“Çiçeklerin sonu insanlardan farklı değildir, çürümekten kurtulamazlar.“
Susan Sontag’ın “harikulade, göz kamaştırıcı, yabani” olarak nitelendirdiği Fleur Jaeggy, Tanrı Korkusu’nda okurun karşısına birbirinden tekinsiz yedi öyküyle çıkıyor. İnsanın kendinde görmek istemediği karanlık yanları soğuk ve hissiz labirentlerde, hayalle gerçek arasında ve “hoş ve tehlikeli” rüzgârlar eşliğinde ortaya çıkarken okur da kendi içinde, karanlıkta, rahatsız edici bir buluşmaya davet ediliyor.
Çağdaş Avrupa edebiyatının alışılmadık kalemi Fleur Jaeggy, insana ait kaygıları, korkuları, delilikleri, boşluk ve yalnızlık hissiyle tuhaflıkları her zamanki ustalığıyla hissiz bir anlatıcının gözünden ele alıyor. Yaşamla ölüm, delilikle normallik, absürdlükle akla uygunluk arasındaki sınırlar daha önce hiç bu kadar belirsizleşmemişti.
İçindekiler
Yazgısız ………………………………………………………………….. 11
Bir Eş …………………………………………………………………….. 17
Bedava Ev ………………………………………………………………. 29
Söz ………………………………………………………………………… 37
Porzia …………………………………………………………………….. 45
İkiz Kardeşler ………………………………………………………….. 57
Son Kibirlilik …………………………………………………………… 71
YAZGISIZ
Gerçekte ondan nefret ediyordu. Marie Anne bütün akşamüstü, gereğinden fazla budama işiyle uğraşmıştı. Kendini bir kaptırdı mı durmak bilmezdi. En çok da temizlik yapmayı severdi.
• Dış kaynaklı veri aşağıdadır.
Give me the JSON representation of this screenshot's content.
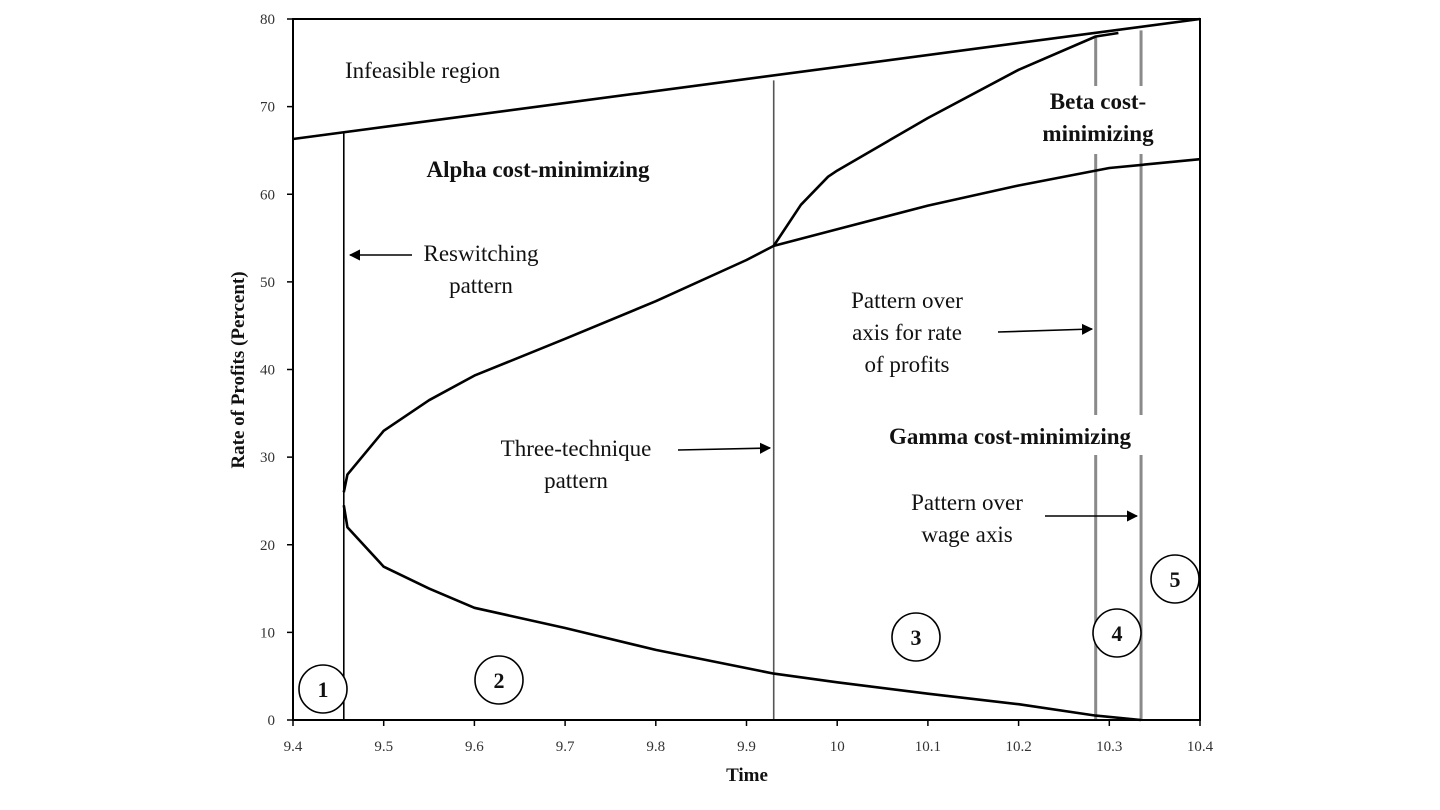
{
  "chart_data": {
    "type": "line",
    "xlabel": "Time",
    "ylabel": "Rate of Profits (Percent)",
    "xlim": [
      9.4,
      10.4
    ],
    "ylim": [
      0,
      80
    ],
    "x_ticks": [
      "9.4",
      "9.5",
      "9.6",
      "9.7",
      "9.8",
      "9.9",
      "10",
      "10.1",
      "10.2",
      "10.3",
      "10.4"
    ],
    "y_ticks": [
      "0",
      "10",
      "20",
      "30",
      "40",
      "50",
      "60",
      "70",
      "80"
    ],
    "grid": false,
    "legend": "none",
    "series": [
      {
        "points": [
          [
            9.4,
            66.3
          ],
          [
            10.4,
            80.0
          ]
        ]
      },
      {
        "points": [
          [
            9.456,
            26.0
          ],
          [
            9.46,
            28.0
          ],
          [
            9.5,
            33.0
          ],
          [
            9.55,
            36.5
          ],
          [
            9.6,
            39.3
          ],
          [
            9.7,
            43.5
          ],
          [
            9.8,
            47.8
          ],
          [
            9.9,
            52.5
          ],
          [
            9.93,
            54.1
          ],
          [
            10.0,
            56.0
          ],
          [
            10.1,
            58.7
          ],
          [
            10.2,
            61.0
          ],
          [
            10.3,
            63.0
          ],
          [
            10.4,
            64.0
          ]
        ]
      },
      {
        "points": [
          [
            9.456,
            24.5
          ],
          [
            9.46,
            22.0
          ],
          [
            9.5,
            17.5
          ],
          [
            9.55,
            15.0
          ],
          [
            9.6,
            12.8
          ],
          [
            9.7,
            10.5
          ],
          [
            9.8,
            8.0
          ],
          [
            9.93,
            5.3
          ],
          [
            10.0,
            4.3
          ],
          [
            10.1,
            3.0
          ],
          [
            10.2,
            1.8
          ],
          [
            10.285,
            0.5
          ],
          [
            10.335,
            0.0
          ]
        ]
      },
      {
        "points": [
          [
            9.93,
            54.1
          ],
          [
            9.96,
            58.8
          ],
          [
            9.99,
            62.0
          ],
          [
            10.0,
            62.7
          ],
          [
            10.1,
            68.7
          ],
          [
            10.2,
            74.2
          ],
          [
            10.285,
            78.0
          ],
          [
            10.31,
            78.4
          ]
        ]
      }
    ],
    "verticals": [
      {
        "x": 9.456,
        "y_from": 0,
        "y_to": 67.0
      },
      {
        "x": 9.93,
        "y_from": 0,
        "y_to": 73.0
      },
      {
        "x": 10.285,
        "y_from": 0,
        "y_to": 78.0
      },
      {
        "x": 10.335,
        "y_from": 0,
        "y_to": 78.7
      }
    ],
    "annotations": {
      "infeasible": "Infeasible region",
      "alpha": "Alpha cost-minimizing",
      "beta_line1": "Beta cost-",
      "beta_line2": "minimizing",
      "gamma": "Gamma cost-minimizing",
      "reswitching_line1": "Reswitching",
      "reswitching_line2": "pattern",
      "three_line1": "Three-technique",
      "three_line2": "pattern",
      "rate_line1": "Pattern over",
      "rate_line2": "axis for rate",
      "rate_line3": "of profits",
      "wage_line1": "Pattern over",
      "wage_line2": "wage axis"
    },
    "region_numbers": [
      "1",
      "2",
      "3",
      "4",
      "5"
    ]
  }
}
Yağmur yağdığı için toprak yumuşamıştı, pis duruyordu. Evinin bahçesi bir avluydu, güneş toprağa işleyemiyor, avluyu çevreleyen sıcaklık duvarda kararsızca duruyordu. Bahçe küçücük bir yerdi. Rutubetliydi. Kışın beyaz, kirli beyazdı. İlkbaharda daha da kirli olurdu, soğuk ve küf o toprak parçasından bir türlü kopmak bilmezdi. Yazın kururdu bahçe. Zaman akıp gidiyordu. Marie Anne bahçede oturmuş, ayağıyla bebek arabasını duvara kadar itiyor, iple geri çekiyordu. Böylece küçük çocuk biraz hareket etmiş oluyordu. Bebek sersemlemiş bir halde çevresine bakınıyordu. Marie Anne, dünyaya geldiği anda nefret etmişti ondan. Yüz civarında yeni doğmuş bebeğin arasında belirmişti, üzerindeki etikette onun kızı olduğu yazılıydı. Normaldi. Kör değildi, iyi işitiyordu. Arkadaşı Johanna küçük çocuğu almak istemişti. Melezdi. “Eğer beğenmiyorsan, neden bana vermiyorsun?” demişti. Çok ısrar etmişti Johanna. Evlerinde çalıştığı patronları da Johanna hizmetçilik yapıyordu küçük çocuğu istemişlerdi.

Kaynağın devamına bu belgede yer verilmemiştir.